… a insustentável leveza do mijo!

rapaz-mijo

tenho comigo, entre muitas outras memórias, a da busca atrapalhada das chaves de casa no bolso das calças, no regresso das compras, ao que se seguia o tilintar demorado de sacudidelas para alinhar a chave certa e o arranhar dos carretos na fechadura a precisar de afinação.

nós e a fechadura, a luta semanal, e os carretos na porta fechada estancados como jumento teimoso que não cede à aflição dos donos; mas os carretos lá cediam lubrificados por uns cavernosos palavrões e amaciados a pontapé.

tenho memória de a seguir sermos envolvidos pelo cheiro da casa ao arrojar-nos pela porta, dos impropérios (que nunca irão constar nos acordos ortográficos) que soltávamos enquanto nos lançávamos contorcidos e em espasmos  numa corrida por cima dos sacos das compras espalhados à entrada, em fuga para a frente, para ver quem primeiro conquistava a posse da casa de banho.

tenho memória, também, da sensação de salvação e alívio da “mijinha” semanal que se seguia, como cão que regressado ao seu canto preferido alça da perna para reafirmar a posse do seu território;

memória de alívio e salvação, dos meus por perto e envolto pelo que me reconforta e me torna no que sou, sorriso infantil e “mijinha” prolongada até ao último gotejo, em esforço e em prazer, contorcido e espremido até os rins só para ter ainda mais certeza de que estou, enfim, chegado ao “meu” espaço.

do lado de fora, o teu berro aflito era a amarra à realidade:

“foskas-se”… saaaaai daíiii… “cum’camandro e cum’catano” … despáaaaaacha-ttte!
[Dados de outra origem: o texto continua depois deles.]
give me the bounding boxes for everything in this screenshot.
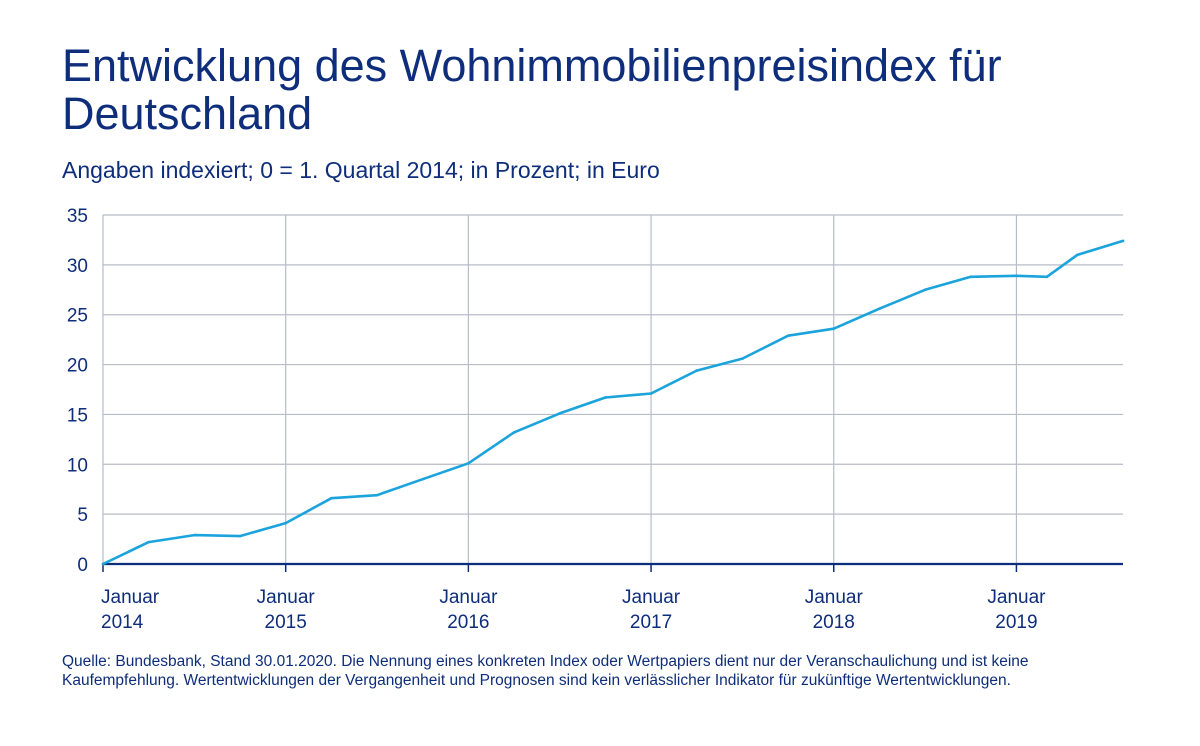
data-point <box>421 477 425 481</box>
x-tick-label-year: 2015 <box>265 612 307 633</box>
x-tick-label-month: Januar <box>622 587 681 608</box>
data-point <box>695 369 699 372</box>
data-point <box>147 540 150 544</box>
x-tick-label-year: 2014 <box>101 612 144 633</box>
y-tick-label: 20 <box>67 356 88 377</box>
data-point <box>832 327 836 330</box>
data-point <box>330 496 333 500</box>
y-tick-label: 25 <box>67 306 88 327</box>
x-tick-label-year: 2017 <box>630 612 672 633</box>
source-note: Quelle: Bundesbank, Stand 30.01.2020. Di… <box>62 653 1029 689</box>
x-tick-label-month: Januar <box>805 587 864 608</box>
data-point <box>969 275 973 279</box>
data-point <box>1076 253 1079 257</box>
chart-subtitle: Angaben indexiert; 0 = 1. Quartal 2014; … <box>62 157 660 183</box>
data-point <box>284 521 287 525</box>
data-point <box>101 562 105 566</box>
data-point <box>193 533 196 537</box>
data-point <box>375 493 379 497</box>
x-tick-label-month: Januar <box>257 587 316 608</box>
data-point <box>604 396 607 399</box>
y-tick-label: 10 <box>67 455 88 476</box>
x-tick-label-month: Januar <box>987 587 1046 608</box>
data-point <box>878 307 881 311</box>
x-tick-label-month: Januar <box>101 587 160 608</box>
data-point <box>649 392 653 395</box>
y-tick-label: 15 <box>67 405 88 426</box>
axes <box>102 215 1123 572</box>
x-tick-label-year: 2018 <box>813 612 855 633</box>
x-tick-label-year: 2016 <box>447 612 489 633</box>
x-tick-label-month: Januar <box>439 587 498 608</box>
series-line <box>101 239 1125 566</box>
data-point <box>1015 274 1018 278</box>
grid <box>103 214 1123 564</box>
y-tick-label: 5 <box>77 505 88 526</box>
chart-title: Entwicklung des Wohnimmobilienpreisindex… <box>62 40 1002 139</box>
data-point <box>923 288 927 292</box>
data-point <box>512 431 516 434</box>
y-tick-label: 30 <box>67 256 88 277</box>
data-point <box>238 534 242 538</box>
series-layer <box>101 239 1125 566</box>
tick-labels: 0 5 10 15 20 25 30 35 Januar 2014 Januar 2015 Januar… <box>67 206 1046 633</box>
data-point <box>786 334 790 337</box>
x-tick-label-year: 2019 <box>995 612 1037 633</box>
data-point <box>1045 275 1049 279</box>
data-point <box>558 412 562 415</box>
data-point <box>1121 239 1125 243</box>
y-tick-label: 35 <box>67 206 88 227</box>
data-point <box>741 357 744 360</box>
data-point <box>467 461 470 465</box>
y-tick-label: 0 <box>77 555 88 576</box>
– imagino-te, de vez em quando, naqueles momentos em que a saudade nos invade pelo estomago e se confunde com fome, a olhar de soslaio para o tampo da sanita levantado e a desejar-me a irromper em corrida para ir “à mijinha”, só porque sim, porque a ausência enche-nos de uma fome dessas e até uma “mijinha” pode ser um ritual importante.

da minha parte, deixa que te diga… saudades, tento afastá-las ao “estalo e à biqueirada”, mas vencem-me sempre, com igual violência e ainda mais… e a “puta” da ausência… é de forma tal que a sinto nos rins…. deve ser da vontade que me cresce cá dentro, vontade de voltar ao “meu canto” e de esforçar os pertences até despejar um vagalhão só para te ter “aflita e exaltada”, do lado de fora mas perto, e me sentir novamente em casa, mesmo que só por uma valente “mijinha”, marcando de canto um sorriso infantil e malandraço, a pensar cá para mim:

“gooolo… estou em casa!”

… e a sorrir certo de que as coisas importantes da vida não têm que ser arquitectadas em planos muito rebuscados.